= Wilhelminer War =

War in medieval Europe

Wilhelminer War was a minor war fought in the March of Pannonia (later Austria) from 882 to 884. It was initially a rebellion of the sons of the margraves William II and Engelschalk I, led by Engelschalk II, against the new margrave Aribo. Svatopluk I of Great Moravia intervened as an ally of Aribo because he had been at war with William and Engelschalk when the two died in 871. The "Wilhelminers" were the descendants of William I of the Traungau, father of the two late margraves.

At first, the rebels were successful, but Aribo appealed to not only Moravia, but also the Emperor Charles the Fat, who confirmed Aribo in his post, to which he had been appointed by Charles' father, Louis the German, back in 871. Svatopluk invaded Pannonia and, capturing one of the Wilhelminer sons, mutilated him. The remaining sons then withdrew from Charles' suzerainty and did homage to Arnulf of Carinthia, Charles' bastard nephew, who thus estranged himself from his uncle. The war between Arnulf and Svatopluk escalated after the former refused to surrender the Wilhelminers after a request. After two and a half years, Charles himself came to Kaumberg to receive Svatopluk as his vassal and accept promises of peace. An actual agreement was not reached between the Moravians and Arnulf until late 885.

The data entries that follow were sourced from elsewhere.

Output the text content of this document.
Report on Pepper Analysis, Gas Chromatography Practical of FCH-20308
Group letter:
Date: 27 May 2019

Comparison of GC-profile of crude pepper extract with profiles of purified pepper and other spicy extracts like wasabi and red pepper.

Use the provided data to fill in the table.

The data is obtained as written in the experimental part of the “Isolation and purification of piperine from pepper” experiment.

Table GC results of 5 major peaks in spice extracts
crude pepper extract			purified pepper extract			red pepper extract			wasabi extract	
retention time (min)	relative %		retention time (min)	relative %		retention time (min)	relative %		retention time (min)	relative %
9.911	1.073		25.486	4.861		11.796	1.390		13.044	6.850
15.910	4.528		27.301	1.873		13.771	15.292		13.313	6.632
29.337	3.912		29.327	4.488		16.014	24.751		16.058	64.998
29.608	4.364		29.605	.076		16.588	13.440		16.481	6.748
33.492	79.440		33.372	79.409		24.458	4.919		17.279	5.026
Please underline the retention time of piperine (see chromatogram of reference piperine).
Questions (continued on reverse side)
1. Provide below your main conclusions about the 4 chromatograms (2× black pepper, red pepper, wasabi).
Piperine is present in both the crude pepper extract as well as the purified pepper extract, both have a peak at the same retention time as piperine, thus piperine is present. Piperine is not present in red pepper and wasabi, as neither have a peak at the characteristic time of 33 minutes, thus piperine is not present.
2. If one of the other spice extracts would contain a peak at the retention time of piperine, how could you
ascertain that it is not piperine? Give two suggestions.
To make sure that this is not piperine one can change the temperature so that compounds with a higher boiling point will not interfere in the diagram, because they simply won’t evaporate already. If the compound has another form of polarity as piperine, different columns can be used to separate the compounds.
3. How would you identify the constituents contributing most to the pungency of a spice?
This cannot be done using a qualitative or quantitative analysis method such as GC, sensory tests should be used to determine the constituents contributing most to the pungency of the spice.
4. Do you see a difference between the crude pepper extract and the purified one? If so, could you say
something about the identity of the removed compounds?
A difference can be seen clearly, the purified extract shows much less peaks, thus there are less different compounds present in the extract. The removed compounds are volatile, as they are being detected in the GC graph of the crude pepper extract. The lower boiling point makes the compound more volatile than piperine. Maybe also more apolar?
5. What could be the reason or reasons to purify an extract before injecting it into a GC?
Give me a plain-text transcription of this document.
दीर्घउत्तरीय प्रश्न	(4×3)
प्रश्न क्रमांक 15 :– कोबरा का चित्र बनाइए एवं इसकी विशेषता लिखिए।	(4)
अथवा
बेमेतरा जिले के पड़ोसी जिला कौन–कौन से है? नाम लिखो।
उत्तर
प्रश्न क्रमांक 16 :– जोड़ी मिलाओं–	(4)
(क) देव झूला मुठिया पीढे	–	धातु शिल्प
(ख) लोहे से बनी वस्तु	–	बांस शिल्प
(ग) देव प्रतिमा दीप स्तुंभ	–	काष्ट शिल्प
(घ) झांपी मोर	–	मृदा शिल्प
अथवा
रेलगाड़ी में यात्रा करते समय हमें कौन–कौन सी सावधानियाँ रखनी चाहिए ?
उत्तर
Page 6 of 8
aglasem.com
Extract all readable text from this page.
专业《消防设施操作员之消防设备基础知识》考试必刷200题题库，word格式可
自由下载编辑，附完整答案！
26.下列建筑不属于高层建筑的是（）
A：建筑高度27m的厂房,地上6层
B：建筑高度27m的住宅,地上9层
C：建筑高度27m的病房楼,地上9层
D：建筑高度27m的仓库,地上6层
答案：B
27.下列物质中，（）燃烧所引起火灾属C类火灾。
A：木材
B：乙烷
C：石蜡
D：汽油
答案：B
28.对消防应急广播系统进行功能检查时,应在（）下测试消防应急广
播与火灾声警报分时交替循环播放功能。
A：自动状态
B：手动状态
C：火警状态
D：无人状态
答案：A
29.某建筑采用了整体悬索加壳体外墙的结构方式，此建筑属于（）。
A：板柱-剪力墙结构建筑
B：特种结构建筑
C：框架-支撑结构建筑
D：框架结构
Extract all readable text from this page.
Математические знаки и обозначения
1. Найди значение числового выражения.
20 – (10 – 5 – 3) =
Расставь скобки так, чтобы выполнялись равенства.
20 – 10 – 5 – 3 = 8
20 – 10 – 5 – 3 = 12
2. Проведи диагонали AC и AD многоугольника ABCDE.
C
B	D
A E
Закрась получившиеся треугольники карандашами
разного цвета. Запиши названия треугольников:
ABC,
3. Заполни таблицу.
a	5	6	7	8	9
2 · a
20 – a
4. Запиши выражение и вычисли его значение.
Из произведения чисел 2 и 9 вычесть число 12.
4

The war is generally seen as having greatly augmented the power of Svatopluk I and strengthened his bonds to the Empire, as illustrating Charles diminished authority over his vassals and his inability to control their fidelity, and as rupturing the relationship between uncle and nephew and thus ruining the chances of Arnulf becoming Charles' heir or even receiving imperial largesse. It is disputed whether the war really indicates the weakness or in fact the relative strength of the emperor or whether Arnulf ever had any potential of inheriting the imperial title in the first place.

==Sources==
- MacLean, Simon. Kingship and Politics in the Late Ninth Century: Charles the Fat and the end of the Carolingian Empire. Cambridge University Press: 2003.
- Reuter, Timothy (trans.) The Annals of Fulda. (Manchester Medieval series, Ninth-Century Histories, Volume II.) Manchester: Manchester University Press, 1992.